Investors who use the United Nations’ 17 Sustainable Development Goals in their ESG analysis can better identify best-in-class companies and produce best-in-class ESG outcomes, according to new research by Martin Currie, part of Franklin Templeton Group.
The United Nations developed 17 Sustainable Development Goals (SDGs) for national governments as a “blueprint to achieve a better and more sustainable future for all”.
“We are increasingly using SDG mapping to frame ESG analysis and engagement,” says Martin Currie’s CEO Julian Ide, “and we continue to develop new initiatives in our effort to achieve best-in-class ESG outcomes at the companies we invest in. We think of it as future-proofing our ESG toolkit.”

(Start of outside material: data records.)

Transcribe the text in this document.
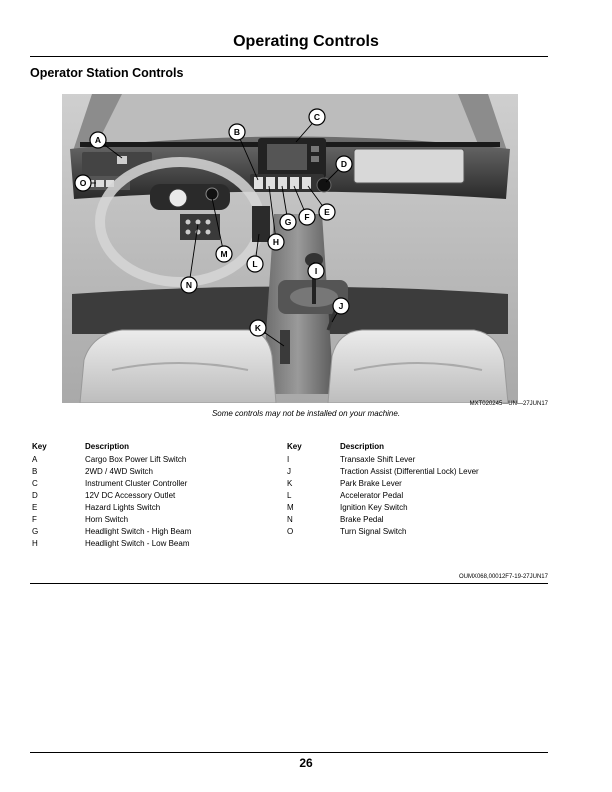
Operating Controls
Operator Station Controls
A
B
C
D
E
F
G
H
I
J
K
L
M
N
O
MXT020245—UN—27JUN17
Some controls may not be installed on your machine.
Key	Description
A	Cargo Box Power Lift Switch
B	2WD / 4WD Switch
C	Instrument Cluster Controller
D	12V DC Accessory Outlet
E	Hazard Lights Switch
F	Horn Switch
G	Headlight Switch - High Beam
H	Headlight Switch - Low Beam
Key	Description
I	Transaxle Shift Lever
J	Traction Assist (Differential Lock) Lever
K	Park Brake Lever
L	Accelerator Pedal
M	Ignition Key Switch
N	Brake Pedal
O	Turn Signal Switch
OUMX068,00012F7-19-27JUN17
26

Moreover, these SDGs can be used by investment firms to ensure businesses they invest in are able to produce long-term sustainable growth, says David Sheasby, Head of Stewardship and ESG at Martin Currie.
Discussing the launch of the second Martin Currie Stewardship Matters report, Edition: Sustainable Development Goals, Sheasby highlighted the importance of investors using other criteria to complement their existing ESG analysis.
“SDGs provide us with a useful lens through which to analyse a company’s sustainability. Any investment manager worth their salt should have a keen eye on what a firm’s long term sustainability prospects are.
“Analysing companies through the UN’s 17 SDGs can show which are best placed to benefit from and contribute to the ever-increasing move towards sustainable investing,” he adds.
Although the 17 SDGs do not necessarily lend themselves perfectly to ESG analysis of investment targets, the underlying 169 specific targets are relevant to businesses, says Sheasby.
Sheasby says in some cases, there are clear linkages to the aims of the specific targets, but added many companies are too complex to neatly align with goals.
“Using these new criteria allows us to look at how goods and services are delivered, instead of just what those goods and services are. Investors that do not incorporate these facets in their own analysis could be investing in companies ill-poised for long-term growth.
“In Asia, for example, we can use SDG seven (affordable and clean energy), 11 (sustainable cities and communities) and 15 (life on land) as a way to ensure that firms operating in the region look at how their pushes to improve financial inclusion do not have negative knock on effects on the environment,” Sheasby says.
Firms in sectors such as Tech, Consumer, Financials and Healthcare must have rigorous cybersecurity procedures in place if they are to be sustainable in the long term, according to Sheasby. By looking at the 9th SDG, industry, innovation and infrastructure, investors can assess which corporates would be most at risk from cybersecurity attacks.
“There are clear risks associated with investing in companies, although may see short term share price appreciation, are not well placed to see long term sustainable growth,” Sheasby says.